It took only a simple phrase to see how Mary Louise Swing’s life would improve from cannabidiol.
On vacation with family in Myrtle Beach last weekend, Mary Louise stunned her mother, Jill, and a roomful of relatives with a simple “Hi everybody” as she got out of bed.
For 6-year-old Mary Louise, who suffers from intractable epilepsy, it was a small, uplifting first step.
“She just doesn’t say that,” Jill Swing said. “It’s been delightful. She was nonverbal, but she’s saying more words now.

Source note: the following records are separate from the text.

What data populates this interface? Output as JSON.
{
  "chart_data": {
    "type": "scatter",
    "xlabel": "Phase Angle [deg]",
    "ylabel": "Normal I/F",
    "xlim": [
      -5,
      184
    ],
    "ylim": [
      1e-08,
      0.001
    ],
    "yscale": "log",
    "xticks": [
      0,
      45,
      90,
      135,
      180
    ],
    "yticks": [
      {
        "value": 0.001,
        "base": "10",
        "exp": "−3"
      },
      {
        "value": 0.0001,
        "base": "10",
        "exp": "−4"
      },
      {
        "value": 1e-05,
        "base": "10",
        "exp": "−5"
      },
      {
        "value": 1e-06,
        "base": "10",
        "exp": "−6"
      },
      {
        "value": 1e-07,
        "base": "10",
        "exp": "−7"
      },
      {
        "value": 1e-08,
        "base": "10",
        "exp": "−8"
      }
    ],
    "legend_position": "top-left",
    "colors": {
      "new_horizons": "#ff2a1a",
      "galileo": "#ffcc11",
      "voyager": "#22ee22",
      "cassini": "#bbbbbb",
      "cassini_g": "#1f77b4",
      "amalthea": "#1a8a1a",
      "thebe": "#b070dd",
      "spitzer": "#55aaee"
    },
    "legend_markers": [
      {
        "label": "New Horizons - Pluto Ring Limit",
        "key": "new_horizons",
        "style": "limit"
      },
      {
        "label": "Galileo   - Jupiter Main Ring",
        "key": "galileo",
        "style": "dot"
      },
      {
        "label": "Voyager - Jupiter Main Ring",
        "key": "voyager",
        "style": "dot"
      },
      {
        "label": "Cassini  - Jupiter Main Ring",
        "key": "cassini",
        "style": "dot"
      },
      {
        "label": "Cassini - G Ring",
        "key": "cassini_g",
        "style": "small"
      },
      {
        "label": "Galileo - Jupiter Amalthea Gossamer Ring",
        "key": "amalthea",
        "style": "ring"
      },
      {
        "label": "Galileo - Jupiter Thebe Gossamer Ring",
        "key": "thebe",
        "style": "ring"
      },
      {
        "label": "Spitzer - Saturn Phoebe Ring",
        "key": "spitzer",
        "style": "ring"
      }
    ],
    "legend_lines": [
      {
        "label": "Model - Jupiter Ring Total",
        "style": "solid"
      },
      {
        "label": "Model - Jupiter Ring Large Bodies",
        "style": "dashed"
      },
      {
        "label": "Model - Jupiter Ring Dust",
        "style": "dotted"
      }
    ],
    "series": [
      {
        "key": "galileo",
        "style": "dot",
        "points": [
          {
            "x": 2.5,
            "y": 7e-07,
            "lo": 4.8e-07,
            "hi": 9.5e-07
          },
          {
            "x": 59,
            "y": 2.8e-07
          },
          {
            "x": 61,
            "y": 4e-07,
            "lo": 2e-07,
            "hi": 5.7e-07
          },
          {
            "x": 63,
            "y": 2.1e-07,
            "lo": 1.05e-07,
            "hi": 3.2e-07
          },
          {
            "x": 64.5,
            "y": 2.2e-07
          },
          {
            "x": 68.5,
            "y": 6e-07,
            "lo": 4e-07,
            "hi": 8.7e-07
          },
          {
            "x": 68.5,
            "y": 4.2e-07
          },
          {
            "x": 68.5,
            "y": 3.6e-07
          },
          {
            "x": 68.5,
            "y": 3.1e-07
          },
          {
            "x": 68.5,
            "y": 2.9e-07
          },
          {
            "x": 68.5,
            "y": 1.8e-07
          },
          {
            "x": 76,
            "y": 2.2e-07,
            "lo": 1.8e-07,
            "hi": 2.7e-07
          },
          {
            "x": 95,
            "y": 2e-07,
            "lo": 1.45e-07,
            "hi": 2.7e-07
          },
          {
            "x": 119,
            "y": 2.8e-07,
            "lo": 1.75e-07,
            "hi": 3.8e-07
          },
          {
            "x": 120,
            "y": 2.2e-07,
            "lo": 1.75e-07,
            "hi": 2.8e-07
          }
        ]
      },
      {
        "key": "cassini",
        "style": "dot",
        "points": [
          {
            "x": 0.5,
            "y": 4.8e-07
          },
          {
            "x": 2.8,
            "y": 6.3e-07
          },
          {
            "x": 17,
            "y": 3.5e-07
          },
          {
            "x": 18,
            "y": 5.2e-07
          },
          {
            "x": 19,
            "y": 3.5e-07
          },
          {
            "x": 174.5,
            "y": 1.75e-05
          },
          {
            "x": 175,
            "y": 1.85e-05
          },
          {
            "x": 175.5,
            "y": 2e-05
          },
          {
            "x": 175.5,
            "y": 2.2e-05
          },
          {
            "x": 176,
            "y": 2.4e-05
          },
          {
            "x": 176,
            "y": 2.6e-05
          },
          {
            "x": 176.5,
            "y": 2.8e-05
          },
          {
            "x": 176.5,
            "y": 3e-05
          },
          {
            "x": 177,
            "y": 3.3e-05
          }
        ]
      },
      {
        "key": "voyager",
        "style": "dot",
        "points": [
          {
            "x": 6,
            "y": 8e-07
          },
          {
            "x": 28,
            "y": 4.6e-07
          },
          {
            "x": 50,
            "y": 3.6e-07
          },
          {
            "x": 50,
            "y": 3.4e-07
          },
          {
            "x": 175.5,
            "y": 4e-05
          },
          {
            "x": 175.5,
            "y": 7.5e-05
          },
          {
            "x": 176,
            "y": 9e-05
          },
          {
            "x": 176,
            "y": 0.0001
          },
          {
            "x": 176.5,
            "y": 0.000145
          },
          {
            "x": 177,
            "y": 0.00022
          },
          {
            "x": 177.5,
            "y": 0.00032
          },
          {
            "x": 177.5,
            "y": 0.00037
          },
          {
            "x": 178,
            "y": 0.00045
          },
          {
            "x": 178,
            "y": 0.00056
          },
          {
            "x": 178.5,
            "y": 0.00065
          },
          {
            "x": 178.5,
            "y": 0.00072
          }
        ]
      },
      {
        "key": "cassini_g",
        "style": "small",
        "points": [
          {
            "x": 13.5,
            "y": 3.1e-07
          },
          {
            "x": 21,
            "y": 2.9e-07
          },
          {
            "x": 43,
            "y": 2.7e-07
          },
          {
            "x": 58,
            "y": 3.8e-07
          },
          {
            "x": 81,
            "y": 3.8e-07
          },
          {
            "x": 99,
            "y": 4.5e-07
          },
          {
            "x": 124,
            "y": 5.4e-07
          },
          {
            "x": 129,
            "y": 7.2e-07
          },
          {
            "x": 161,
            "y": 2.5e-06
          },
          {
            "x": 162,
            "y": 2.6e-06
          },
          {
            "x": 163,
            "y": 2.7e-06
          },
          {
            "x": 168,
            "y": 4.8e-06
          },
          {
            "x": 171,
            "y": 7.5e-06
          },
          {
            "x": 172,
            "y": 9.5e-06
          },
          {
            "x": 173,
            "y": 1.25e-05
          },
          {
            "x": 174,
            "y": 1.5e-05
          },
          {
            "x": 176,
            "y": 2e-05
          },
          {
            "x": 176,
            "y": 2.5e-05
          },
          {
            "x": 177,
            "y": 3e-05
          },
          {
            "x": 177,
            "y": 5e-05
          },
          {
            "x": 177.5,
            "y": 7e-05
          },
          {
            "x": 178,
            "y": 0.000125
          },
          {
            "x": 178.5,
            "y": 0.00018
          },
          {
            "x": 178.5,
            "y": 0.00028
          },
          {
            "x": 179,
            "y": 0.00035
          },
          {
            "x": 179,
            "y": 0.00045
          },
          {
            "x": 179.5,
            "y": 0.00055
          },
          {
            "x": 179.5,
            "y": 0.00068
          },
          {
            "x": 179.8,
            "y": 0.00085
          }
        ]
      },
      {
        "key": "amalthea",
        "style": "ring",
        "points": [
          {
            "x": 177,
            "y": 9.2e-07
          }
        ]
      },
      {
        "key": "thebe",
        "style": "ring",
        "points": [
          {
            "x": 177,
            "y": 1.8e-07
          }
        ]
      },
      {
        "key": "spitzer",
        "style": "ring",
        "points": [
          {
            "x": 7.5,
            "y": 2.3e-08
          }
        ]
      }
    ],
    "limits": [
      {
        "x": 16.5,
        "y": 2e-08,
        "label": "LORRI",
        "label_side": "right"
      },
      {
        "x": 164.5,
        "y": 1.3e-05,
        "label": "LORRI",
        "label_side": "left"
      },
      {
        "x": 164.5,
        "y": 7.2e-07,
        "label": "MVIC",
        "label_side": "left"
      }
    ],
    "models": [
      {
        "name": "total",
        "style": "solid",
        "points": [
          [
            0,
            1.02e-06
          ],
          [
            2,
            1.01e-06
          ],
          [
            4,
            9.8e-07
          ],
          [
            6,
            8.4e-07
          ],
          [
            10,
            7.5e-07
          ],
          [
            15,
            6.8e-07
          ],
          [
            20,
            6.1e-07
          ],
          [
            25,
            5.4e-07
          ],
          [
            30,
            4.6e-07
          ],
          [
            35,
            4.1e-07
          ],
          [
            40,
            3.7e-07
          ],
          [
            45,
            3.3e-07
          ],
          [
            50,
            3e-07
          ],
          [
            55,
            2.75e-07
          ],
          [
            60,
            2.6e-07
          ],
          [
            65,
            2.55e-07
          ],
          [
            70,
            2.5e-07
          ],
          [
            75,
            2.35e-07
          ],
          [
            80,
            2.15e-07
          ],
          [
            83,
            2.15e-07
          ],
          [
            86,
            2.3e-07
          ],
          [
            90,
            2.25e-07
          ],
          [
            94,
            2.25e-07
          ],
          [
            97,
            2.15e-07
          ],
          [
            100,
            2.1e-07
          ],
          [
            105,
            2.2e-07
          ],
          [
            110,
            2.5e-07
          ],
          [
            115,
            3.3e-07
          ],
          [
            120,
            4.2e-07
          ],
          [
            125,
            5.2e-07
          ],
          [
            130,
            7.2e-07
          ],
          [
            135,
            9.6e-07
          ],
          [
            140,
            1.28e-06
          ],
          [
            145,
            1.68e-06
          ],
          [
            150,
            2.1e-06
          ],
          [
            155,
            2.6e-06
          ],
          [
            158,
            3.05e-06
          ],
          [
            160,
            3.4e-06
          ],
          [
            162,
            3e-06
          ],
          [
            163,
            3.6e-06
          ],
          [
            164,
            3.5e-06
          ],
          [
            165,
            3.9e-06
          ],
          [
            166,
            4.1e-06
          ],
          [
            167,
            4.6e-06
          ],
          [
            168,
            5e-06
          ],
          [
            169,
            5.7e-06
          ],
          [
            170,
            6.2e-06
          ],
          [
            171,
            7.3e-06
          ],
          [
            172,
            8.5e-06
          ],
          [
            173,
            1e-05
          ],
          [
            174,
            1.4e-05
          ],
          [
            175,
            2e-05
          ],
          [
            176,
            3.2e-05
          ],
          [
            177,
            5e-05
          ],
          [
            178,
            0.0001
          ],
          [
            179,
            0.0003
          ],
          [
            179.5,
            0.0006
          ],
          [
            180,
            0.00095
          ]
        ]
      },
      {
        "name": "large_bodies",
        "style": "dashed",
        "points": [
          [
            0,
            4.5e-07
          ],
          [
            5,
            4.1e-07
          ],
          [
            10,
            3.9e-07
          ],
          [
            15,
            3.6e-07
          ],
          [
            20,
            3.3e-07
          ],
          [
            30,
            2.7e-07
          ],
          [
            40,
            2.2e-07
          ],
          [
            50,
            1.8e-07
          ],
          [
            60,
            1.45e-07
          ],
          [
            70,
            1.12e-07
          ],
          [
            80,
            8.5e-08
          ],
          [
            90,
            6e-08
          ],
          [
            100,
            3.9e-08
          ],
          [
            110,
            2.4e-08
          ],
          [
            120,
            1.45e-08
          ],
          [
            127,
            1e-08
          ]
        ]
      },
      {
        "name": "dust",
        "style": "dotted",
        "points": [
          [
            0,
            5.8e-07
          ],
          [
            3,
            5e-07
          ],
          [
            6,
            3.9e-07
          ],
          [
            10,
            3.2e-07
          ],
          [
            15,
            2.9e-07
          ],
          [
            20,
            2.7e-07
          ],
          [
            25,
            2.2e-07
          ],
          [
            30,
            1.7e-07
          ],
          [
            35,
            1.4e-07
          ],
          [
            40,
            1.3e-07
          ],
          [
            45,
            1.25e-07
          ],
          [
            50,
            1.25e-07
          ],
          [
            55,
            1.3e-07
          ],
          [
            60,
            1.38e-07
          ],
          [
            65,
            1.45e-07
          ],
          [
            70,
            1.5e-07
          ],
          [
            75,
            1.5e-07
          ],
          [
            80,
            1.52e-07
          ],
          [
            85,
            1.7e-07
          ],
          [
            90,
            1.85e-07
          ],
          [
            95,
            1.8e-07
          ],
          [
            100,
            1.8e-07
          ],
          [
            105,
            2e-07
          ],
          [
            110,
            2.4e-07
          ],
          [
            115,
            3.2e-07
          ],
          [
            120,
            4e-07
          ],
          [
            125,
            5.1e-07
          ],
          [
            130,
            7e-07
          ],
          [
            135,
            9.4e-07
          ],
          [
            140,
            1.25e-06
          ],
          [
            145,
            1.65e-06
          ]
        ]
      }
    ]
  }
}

She’s a chatterbox.”
Mary Louise received her first dose of CBD oil Saturday, about four months after the bill allowing children to receive the oil extracted from marijuana was signed into law. The oil helps children like Mary Louise with severe epilepsy control their seizures.
At a 45-minute physical-therapy session the week before she started receiving doses, Mary Louise suffered more than 100 seizures, Jill Swing said. On Monday, at her first session since receiving CBD oil, she had only 19.
Before receiving the oil, her daughter sometimes suffered as many as 200 seizures an hour. Two medications reduced the number to about 60 an hour.
Swing, of Mount Pleasant, started her daughter on a small dose of CBD oil — a half-milliliter of the concentrated oil, diluted in coconut oil — three times a day. With Mary Louise responding well, Swing said her daughter’s doses will continue to increase each week.
State Sen. Tom Davis, R-Beaufort, authored the bill that legalized CBD oil. He began working on the bill after hearing of Mary Louise’s condition from her grandmother, Beaufort resident Harriett Hilton. He shared the news of the girl’s improving condition on his Facebook page, a post that received more than 40,000 views.
“In just a couple of days, she’s now gotten to the point where she can enjoy life,” Davis said. “It’s really exciting. Something like this is important, because people understand it’s not just an abstract argument we’re making in a forum. It’s actually something that changes somebody’s life.”
In November, Mary Louise will begin participating in a study in Massachusetts researching the effects of CBD oil, giving her better access to it, Swing said. They’ll fly to Boston to start the study, meeting a caregiver based in Maine and the CBD oil supplier from Colorado.
As Mary Louise continues the treatment, her mother and the other members of a committee formed to study in-state cultivation of CBD oil will continue to meet. The committee, established by Davis’ bill, will make recommendations to the state legislature in March. It could pave the way for marijuana low in THC — the psychoactive part of the plant — and high in CBD to be grown in South Carolina, Davis said.
Davis said the committee will help develop protocols for growing, testing and dispensing the oils. CBD oil is still considered a controlled substance by the federal government, and it is illegal to cross state lines with it, Swing said. Growing marijuana or hemp in-state would eliminate those legal issues and create an easier path for residents to get the oil.
Last week, the committee met in Charleston at the Medical University of South Carolina, which was recently approved for a clinical trial of Epidiolex, a CBD oil made by GW Pharmaceuticals.
Two more committee meetings are scheduled for later this year, one in Greenville and the other in Florence. The venues will change to help educate people and generate support, Davis said.
At MUSC, several people with different conditions — chronic pain, attention-deficit hyperactivity disorder and post-traumatic stress disorder, among others — spoke to the committee about how CBD oil or medical marijuana could help them. There “wasn’t a dry eye in the house,” Swing said.
“Hearing those real life stories and hearing how these particular situations or cases could alleviate those symptoms was very powerful,” Davis said. “The initial resistance I encountered is overcome when people come to tell their stories to the legislators in person.”
Davis intends to prefile a bill in December to expand the CBD oil law to other therapeutic uses, something the committee will also examine.
“It makes no sense if other pharmaceuticals are authorized and legal,” he said. “Oxycodone and Percocet are both highly addictive and have street value.”